Memflation: Ein neues Wort für ein altes Problem
Besonders drastisch entwickeln sich die Preise für DRAM-Speicher. Für das Gesamtjahr 2026 rechnen Analysten mit einem Anstieg der DRAM-Preise um satte 125 Prozent – eine Entwicklung, die mittlerweile sogar einen eigenen Begriff hervorgebracht hat: „Memflation", eine Kombination aus Memory und Inflation. Die Auswirkungen sind breit gefächert: Ob Grafikkarten, Gaming-Laptops, Smartphones oder Server-Hardware – überall schlägt die Verteuerung von Speicherbausteinen durch. Hersteller begründen Preiserhöhungen und in manchen Fällen sogar die Einstellung von Produktlinien mit den gestiegenen Beschaffungskosten.
Gleichzeitig zeigt die Krise, wie lukrativ das Geschäft für die Halbleiterindustrie selbst ist. Analysten erwarten, dass die Einnahmen des Sektors im Jahr 2026 auf über 1,3 Billionen US-Dollar klettern werden – ein Zuwachs von rund 64 Prozent gegenüber dem Vorjahr. Die Knappheit treibt also die Margen der Produzenten in die Höhe, während Endverbraucher und Gerätehersteller die Mehrkosten schultern müssen.
PC-Markt zeigt sich widerstandsfähig
Trotz dieser widrigen Bedingungen zeigt der weltweite PC-Markt eine überraschende Widerstandsfähigkeit. Laut einer aktuellen Analyse von Omdia wurden im ersten Quartal 2026 weltweit rund 64,8 Millionen Einheiten ausgeliefert – ein Plus von 3,2 Prozent gegenüber dem Vorjahreszeitraum. In diese Zahl fließen Desktop-PCs, Notebooks und Workstations ein.

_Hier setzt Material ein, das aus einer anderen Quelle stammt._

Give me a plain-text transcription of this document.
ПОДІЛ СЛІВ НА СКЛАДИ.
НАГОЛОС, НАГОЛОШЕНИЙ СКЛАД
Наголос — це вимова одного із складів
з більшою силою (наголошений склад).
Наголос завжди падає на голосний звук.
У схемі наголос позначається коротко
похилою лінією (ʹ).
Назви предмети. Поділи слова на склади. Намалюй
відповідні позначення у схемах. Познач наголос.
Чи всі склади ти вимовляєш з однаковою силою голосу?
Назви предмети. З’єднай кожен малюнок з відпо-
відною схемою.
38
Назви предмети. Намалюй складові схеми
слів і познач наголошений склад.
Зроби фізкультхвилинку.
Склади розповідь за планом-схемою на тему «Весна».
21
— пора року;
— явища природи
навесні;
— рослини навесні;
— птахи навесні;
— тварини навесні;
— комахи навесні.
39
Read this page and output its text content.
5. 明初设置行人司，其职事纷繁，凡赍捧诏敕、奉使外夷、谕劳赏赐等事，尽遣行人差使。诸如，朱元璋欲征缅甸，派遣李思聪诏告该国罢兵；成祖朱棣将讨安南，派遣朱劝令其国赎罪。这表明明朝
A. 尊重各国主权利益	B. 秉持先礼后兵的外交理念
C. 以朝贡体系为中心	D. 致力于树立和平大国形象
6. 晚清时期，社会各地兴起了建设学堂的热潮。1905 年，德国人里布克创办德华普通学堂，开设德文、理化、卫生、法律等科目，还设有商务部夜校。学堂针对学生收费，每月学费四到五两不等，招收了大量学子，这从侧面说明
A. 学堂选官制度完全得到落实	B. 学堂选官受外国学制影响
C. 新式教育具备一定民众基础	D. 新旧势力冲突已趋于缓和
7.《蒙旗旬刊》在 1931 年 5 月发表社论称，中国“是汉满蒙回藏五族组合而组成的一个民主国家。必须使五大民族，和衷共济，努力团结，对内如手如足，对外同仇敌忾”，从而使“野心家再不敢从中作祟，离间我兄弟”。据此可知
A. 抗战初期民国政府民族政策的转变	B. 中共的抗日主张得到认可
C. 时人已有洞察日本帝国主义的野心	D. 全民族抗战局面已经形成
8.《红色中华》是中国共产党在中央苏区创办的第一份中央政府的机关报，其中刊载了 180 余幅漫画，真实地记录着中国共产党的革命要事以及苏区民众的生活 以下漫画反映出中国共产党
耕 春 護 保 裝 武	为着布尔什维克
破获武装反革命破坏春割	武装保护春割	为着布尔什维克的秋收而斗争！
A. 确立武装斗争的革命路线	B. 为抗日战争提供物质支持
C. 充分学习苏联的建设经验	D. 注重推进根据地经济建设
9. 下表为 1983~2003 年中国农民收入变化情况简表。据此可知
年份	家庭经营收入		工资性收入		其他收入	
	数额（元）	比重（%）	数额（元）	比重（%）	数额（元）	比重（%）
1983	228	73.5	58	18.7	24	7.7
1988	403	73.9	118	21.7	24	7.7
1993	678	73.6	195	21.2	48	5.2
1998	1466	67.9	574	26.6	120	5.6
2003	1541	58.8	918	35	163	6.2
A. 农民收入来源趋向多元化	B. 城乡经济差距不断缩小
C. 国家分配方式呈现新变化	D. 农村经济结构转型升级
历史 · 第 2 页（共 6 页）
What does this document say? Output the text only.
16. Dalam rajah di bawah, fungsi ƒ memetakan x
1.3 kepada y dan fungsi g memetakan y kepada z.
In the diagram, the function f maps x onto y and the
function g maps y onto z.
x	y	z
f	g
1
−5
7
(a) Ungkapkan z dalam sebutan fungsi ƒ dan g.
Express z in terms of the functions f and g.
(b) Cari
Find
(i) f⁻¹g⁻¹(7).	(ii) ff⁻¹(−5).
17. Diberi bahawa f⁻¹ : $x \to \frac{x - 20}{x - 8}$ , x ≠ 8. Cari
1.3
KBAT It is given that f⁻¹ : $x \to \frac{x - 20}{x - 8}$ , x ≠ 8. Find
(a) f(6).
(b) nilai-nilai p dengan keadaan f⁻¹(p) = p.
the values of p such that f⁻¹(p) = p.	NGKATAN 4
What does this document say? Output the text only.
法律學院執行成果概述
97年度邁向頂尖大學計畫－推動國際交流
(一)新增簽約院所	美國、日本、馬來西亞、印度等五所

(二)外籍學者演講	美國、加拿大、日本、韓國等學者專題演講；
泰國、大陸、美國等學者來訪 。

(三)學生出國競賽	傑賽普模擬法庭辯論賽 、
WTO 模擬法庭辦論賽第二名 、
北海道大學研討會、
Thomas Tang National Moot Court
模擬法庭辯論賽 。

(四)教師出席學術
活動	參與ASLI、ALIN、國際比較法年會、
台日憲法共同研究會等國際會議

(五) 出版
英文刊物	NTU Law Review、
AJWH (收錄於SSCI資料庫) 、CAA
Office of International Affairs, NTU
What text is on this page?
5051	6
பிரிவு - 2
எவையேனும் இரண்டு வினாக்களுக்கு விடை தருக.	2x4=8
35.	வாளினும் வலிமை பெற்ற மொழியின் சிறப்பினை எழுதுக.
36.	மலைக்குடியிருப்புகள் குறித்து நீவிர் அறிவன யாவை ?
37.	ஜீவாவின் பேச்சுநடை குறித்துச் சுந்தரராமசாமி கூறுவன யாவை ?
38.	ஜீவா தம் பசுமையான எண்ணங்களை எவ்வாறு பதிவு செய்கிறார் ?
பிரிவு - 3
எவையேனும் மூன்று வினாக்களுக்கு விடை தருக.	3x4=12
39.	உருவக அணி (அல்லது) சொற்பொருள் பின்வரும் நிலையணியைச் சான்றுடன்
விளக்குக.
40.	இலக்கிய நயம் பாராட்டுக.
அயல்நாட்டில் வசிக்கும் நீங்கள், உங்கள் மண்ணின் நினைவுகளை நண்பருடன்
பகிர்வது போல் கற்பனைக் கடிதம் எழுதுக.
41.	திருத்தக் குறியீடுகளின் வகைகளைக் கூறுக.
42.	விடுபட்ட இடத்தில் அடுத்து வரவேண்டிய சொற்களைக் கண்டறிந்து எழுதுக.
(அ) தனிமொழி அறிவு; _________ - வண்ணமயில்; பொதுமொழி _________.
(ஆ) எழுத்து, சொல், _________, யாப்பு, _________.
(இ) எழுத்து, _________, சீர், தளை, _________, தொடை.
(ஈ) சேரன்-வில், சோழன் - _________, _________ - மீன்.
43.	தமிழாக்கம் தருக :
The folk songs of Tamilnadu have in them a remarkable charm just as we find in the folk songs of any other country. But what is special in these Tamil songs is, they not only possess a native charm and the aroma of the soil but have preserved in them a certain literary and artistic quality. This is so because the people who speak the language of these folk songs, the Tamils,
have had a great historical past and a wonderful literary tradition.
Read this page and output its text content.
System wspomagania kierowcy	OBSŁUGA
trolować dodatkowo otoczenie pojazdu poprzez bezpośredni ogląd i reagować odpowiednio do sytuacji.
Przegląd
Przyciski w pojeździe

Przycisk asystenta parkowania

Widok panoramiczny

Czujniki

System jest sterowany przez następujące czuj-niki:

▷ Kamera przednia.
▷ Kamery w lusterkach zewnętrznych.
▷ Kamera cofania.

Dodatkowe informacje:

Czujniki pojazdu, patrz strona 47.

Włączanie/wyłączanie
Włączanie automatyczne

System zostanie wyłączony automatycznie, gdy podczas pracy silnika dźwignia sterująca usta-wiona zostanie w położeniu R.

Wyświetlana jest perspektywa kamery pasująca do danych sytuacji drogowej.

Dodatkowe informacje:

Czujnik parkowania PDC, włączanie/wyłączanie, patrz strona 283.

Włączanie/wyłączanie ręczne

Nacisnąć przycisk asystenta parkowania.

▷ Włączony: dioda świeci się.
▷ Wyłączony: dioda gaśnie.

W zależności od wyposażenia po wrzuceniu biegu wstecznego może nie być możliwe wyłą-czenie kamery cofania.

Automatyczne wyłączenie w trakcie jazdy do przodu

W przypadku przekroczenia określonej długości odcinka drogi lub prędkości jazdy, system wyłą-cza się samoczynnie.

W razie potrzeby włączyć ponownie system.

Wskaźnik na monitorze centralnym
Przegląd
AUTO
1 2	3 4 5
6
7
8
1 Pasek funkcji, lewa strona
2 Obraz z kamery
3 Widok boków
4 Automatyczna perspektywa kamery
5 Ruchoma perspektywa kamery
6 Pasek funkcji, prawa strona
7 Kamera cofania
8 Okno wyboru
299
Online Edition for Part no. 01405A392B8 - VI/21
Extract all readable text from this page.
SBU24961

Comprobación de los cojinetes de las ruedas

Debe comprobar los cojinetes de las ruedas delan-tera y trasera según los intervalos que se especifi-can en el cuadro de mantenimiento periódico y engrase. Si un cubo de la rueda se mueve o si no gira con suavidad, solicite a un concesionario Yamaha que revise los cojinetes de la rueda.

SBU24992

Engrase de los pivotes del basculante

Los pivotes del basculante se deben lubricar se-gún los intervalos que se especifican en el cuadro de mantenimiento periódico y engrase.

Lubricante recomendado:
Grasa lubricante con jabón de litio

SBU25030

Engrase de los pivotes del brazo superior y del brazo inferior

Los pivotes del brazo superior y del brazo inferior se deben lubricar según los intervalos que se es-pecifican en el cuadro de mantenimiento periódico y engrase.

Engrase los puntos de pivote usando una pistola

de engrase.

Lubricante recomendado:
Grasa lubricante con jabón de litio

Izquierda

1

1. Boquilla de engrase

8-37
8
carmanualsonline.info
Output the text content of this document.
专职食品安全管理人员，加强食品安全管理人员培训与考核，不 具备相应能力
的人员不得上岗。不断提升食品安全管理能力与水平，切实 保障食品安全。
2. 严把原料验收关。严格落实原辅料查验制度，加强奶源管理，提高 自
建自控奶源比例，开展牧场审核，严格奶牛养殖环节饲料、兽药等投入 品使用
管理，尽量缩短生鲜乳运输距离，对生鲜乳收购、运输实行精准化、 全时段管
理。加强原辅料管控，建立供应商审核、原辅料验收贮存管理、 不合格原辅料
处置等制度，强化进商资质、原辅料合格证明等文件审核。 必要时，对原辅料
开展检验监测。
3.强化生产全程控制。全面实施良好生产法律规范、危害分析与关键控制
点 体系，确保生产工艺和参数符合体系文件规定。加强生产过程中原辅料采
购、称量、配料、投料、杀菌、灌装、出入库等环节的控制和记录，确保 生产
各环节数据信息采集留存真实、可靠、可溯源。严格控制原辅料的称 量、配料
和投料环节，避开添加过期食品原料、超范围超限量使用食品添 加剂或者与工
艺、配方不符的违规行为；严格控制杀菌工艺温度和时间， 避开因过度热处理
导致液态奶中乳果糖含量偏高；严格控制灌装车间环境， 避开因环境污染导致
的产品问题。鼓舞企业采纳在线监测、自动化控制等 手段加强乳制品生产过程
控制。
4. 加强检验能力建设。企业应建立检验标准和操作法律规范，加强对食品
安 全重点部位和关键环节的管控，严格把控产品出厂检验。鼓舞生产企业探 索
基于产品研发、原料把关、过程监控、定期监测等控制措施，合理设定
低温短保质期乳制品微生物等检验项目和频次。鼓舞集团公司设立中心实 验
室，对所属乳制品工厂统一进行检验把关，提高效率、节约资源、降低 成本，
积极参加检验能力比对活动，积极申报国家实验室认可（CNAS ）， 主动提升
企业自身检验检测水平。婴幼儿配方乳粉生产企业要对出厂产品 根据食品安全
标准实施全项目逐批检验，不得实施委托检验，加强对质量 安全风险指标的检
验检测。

An der Spitze des Marktes hat sich wenig verändert. Lenovo behauptet mit einem Marktanteil von 25,5 Prozent und 16,5 Millionen ausgelieferten Geräten seine Führungsposition. HP folgt auf Platz zwei mit 12,1 Millionen Einheiten und einem Anteil von 18,7 Prozent. Dell belegt den dritten Rang mit 10,3 Millionen Geräten und 15,9 Prozent Marktanteil. Apple landet auf dem vierten Platz mit 7,1 Millionen ausgelieferten Rechnern und einem Anteil von 11 Prozent.
Was bedeutet das für Gamer und Techies?
Für PC-Gamer ist die Situation besonders unangenehm: Wer in den nächsten Jahren ein System aufrüsten oder neu bauen möchte, wird an höheren Preisen für RAM und anderen Speicherkomponenten kaum vorbeikommen. Auch die Preise für Gaming-Laptops dürften weiter unter Druck stehen. Die leichte Markterholung beim PC-Absatz zeigt zwar, dass die Nachfrage stabil bleibt – aber sie signalisiert eben auch, dass die Hersteller die gestiegenen Speicherkosten offenbar erfolgreich in ihre Verkaufspreise einpreisen können, ohne dass die Käufer massenhaft abspringen.
Kurzum: Wer auf günstigere Hardware hofft, braucht einen langen Atem. Die Kombination aus struktureller Unterversorgung bei Speicherbausteinen, wachsender Nachfrage durch KI-Anwendungen und Rechenzentren sowie den damit verbundenen Investitionszyklen der Hersteller lässt eine rasche Entspannung unwahrscheinlich erscheinen. Ende 2027 bleibt das früheste realistische Datum für eine Normalisierung – bis dahin heißt es für Verbraucher: Geduld oder tief in die Tasche greifen.